Ce n’est plus tout à fait la même Afrique. Le noir est plus sombre, les angles plus tranchants. Pourtant la réalité est la même. Seulement le photographe, témoin de son temps, la figure différemment. Malick Sidibé ou Mama Casset, régulièrement exposés depuis les années 80, montrent la joie et la lumière. Ce n’est pas le cas des photographes de l’Afrique australe. Les exemples sont nombreux. On peut citer Ernest Cole (Afrique du sud) et tout autant Ricardo Rangel qui pose sur la société du Mozambique les seules vraies questions, répétées à tous les coins de rue, dans les hôpitaux, les écoles, autour d’un robinet d’eau. Sans voyeurisme, sans dramatisation, juste la réalité du moment.

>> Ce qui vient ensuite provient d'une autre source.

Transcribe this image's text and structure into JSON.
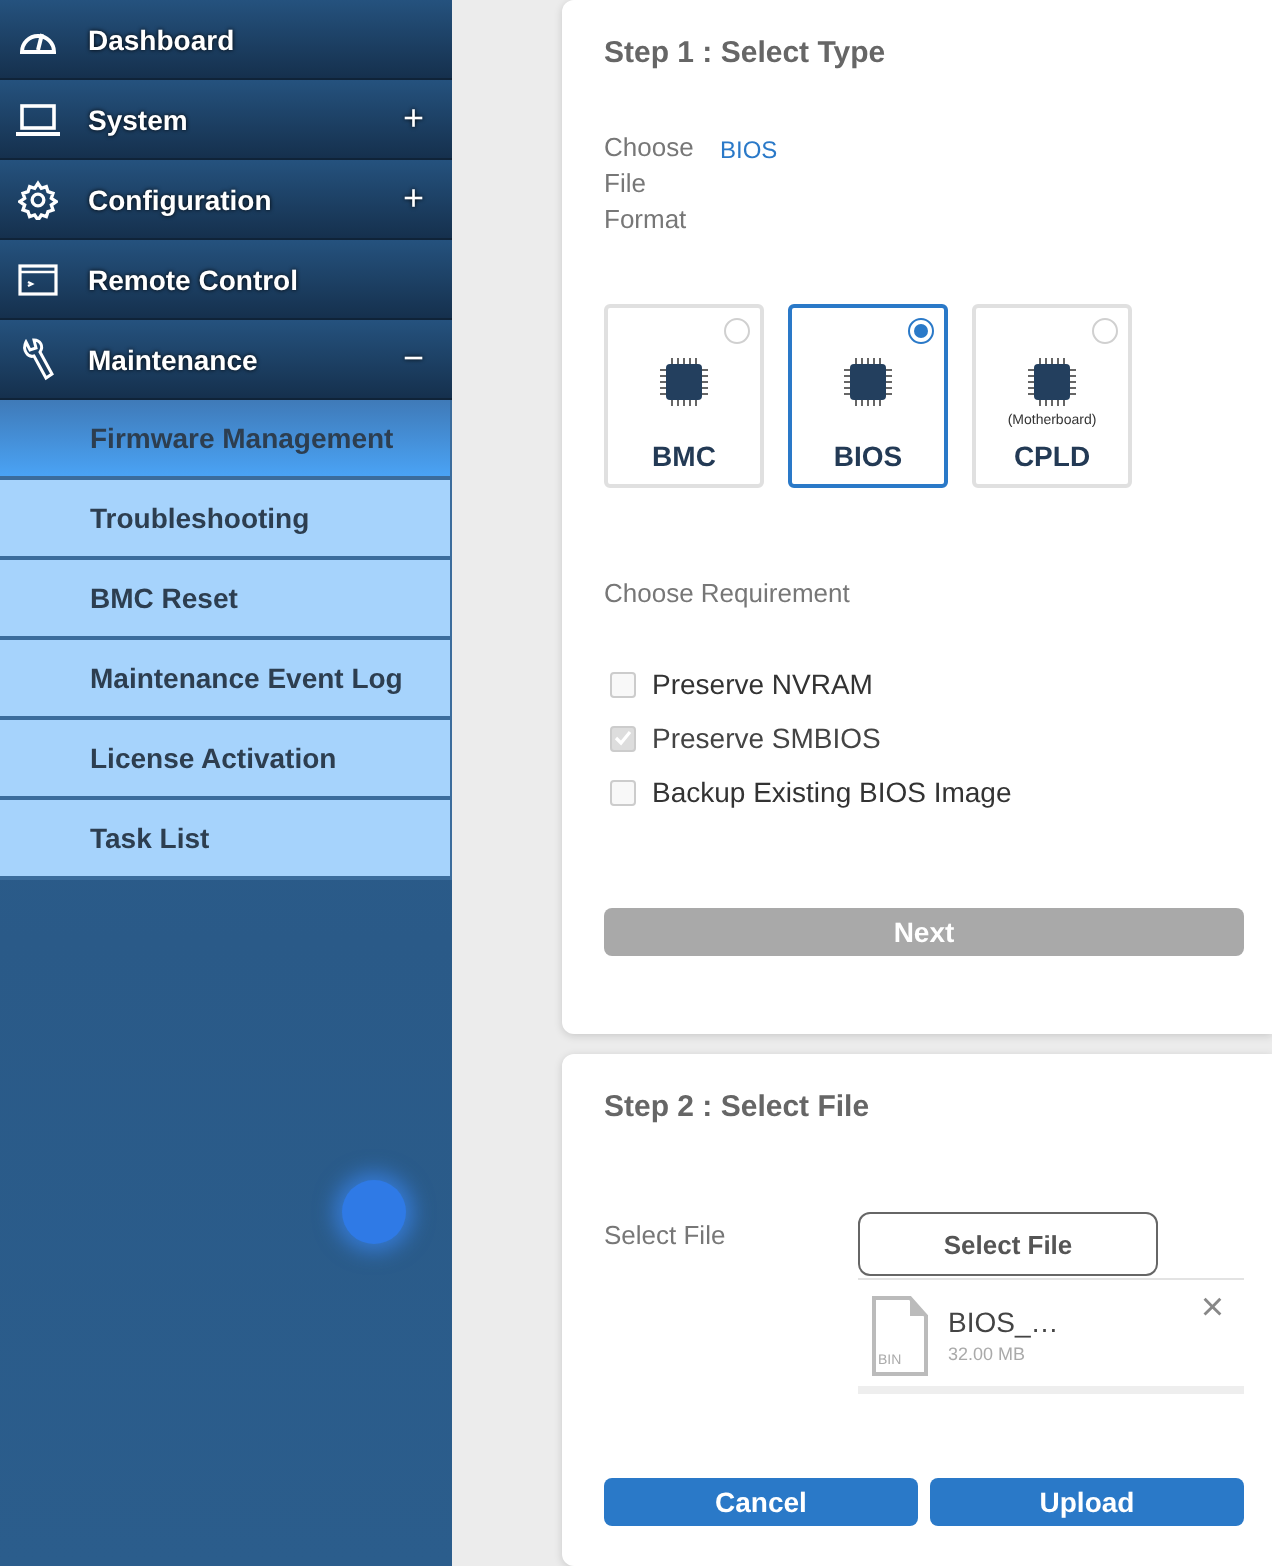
{
  "sidebar": {
    "items": [
      {
        "label": "Dashboard"
      },
      {
        "label": "System",
        "expander": "+"
      },
      {
        "label": "Configuration",
        "expander": "+"
      },
      {
        "label": "Remote Control"
      },
      {
        "label": "Maintenance",
        "expander": "−",
        "children": [
          {
            "label": "Firmware Management",
            "selected": true
          },
          {
            "label": "Troubleshooting",
            "selected": false
          },
          {
            "label": "BMC Reset",
            "selected": false
          },
          {
            "label": "Maintenance Event Log",
            "selected": false
          },
          {
            "label": "License Activation",
            "selected": false
          },
          {
            "label": "Task List",
            "selected": false
          }
        ]
      }
    ]
  },
  "step1": {
    "title": "Step 1 : Select Type",
    "format_label": "Choose File Format",
    "format_value": "BIOS",
    "types": [
      {
        "label": "BMC",
        "selected": false
      },
      {
        "label": "BIOS",
        "selected": true
      },
      {
        "label": "CPLD",
        "sublabel": "(Motherboard)",
        "selected": false
      }
    ],
    "requirement_label": "Choose Requirement",
    "requirements": [
      {
        "label": "Preserve NVRAM",
        "checked": false,
        "disabled": false
      },
      {
        "label": "Preserve SMBIOS",
        "checked": true,
        "disabled": true
      },
      {
        "label": "Backup Existing BIOS Image",
        "checked": false,
        "disabled": false
      }
    ],
    "next": {
      "label": "Next",
      "disabled": true
    }
  },
  "step2": {
    "title": "Step 2 : Select File",
    "file_label": "Select File",
    "select_button": "Select File",
    "file": {
      "type": "BIN",
      "name": "BIOS_…",
      "size": "32.00 MB",
      "remove": "×"
    },
    "buttons": [
      "Cancel",
      "Upload"
    ]
  }
}
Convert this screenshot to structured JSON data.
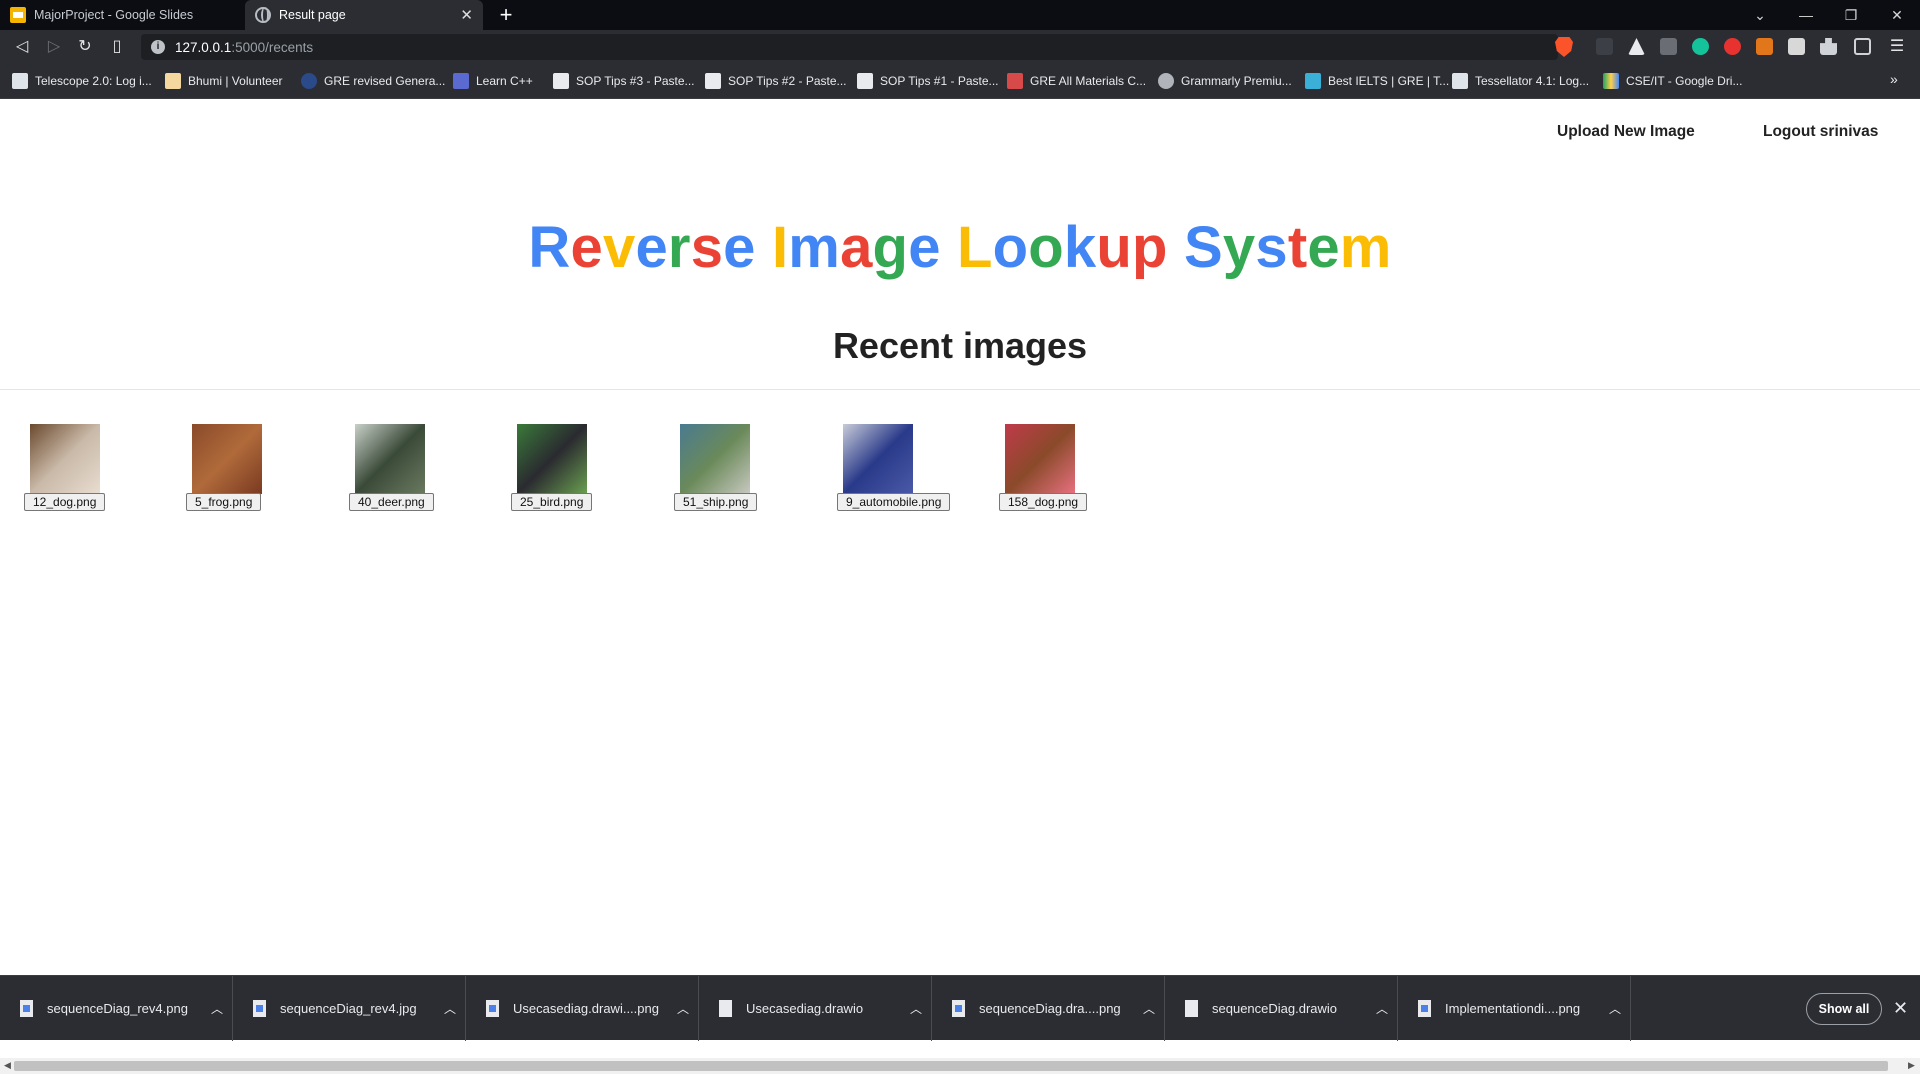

Ricardo Rangel est photojournaliste, et ce mot a un sens. En 1941, à 17 ans, il a appris les rudiments du métier chez un photographe de la place, Otílio Vasconcelos. Très vite, il a collaboré avec les périodiques locaux (Lourenço Marques Guardian, Notícias, Notícias da Tarde…). Ce qui fait d’ailleurs de lui, le premier photographe « non-blanc » à travailler dans la presse mozambicaine.

Dans les années 70, il sera d’ailleurs l’un des fondateurs de Tempo2, premier magazine couleurs du pays. Dans ce creuset d’images, de pouvoir, d’information orientée, il construit sa réflexion. Ricardo Rangel considère l’image comme un moyen assez infaillible de documenter de façon réaliste une époque. Plus percutante que les mots et moins malléable.

Il y a des choses que l’on doit montrer, que l’on savoir, pour demain les améliorer.

Ses clichés sont parfois terribles, à l’image de cet enfant marqué au fer rouge pour la disparition d’un mouton. Un regard qui n’oublit rien, mais ne s’attarde pas à la dramatisation. Dans un visage, il cherche à capter la part d’innocence et de volonté. La plus connue en Europe, sa série sur les prostituées de la Rua Araújo, n’a rien à voir avec les rues d’Hambourg ou le sordide des ghettos junkies de New-York. Rangel sous-entend en permanence que cette pauvreté n’est pas une fatalité. Il la constate et suggère par ses images de la combattre. Son regard est critique, engagé, et ne s’écarte jamais de cette conviction de la vie.

Durant toute sa carrière, Ricardo Rangel reste convaincu que «les hommes ne naissent pas méchants». Ils ont besoin d’outils pour comprendre et s’améliorer. La photographie en ce sens pouvait être efficace.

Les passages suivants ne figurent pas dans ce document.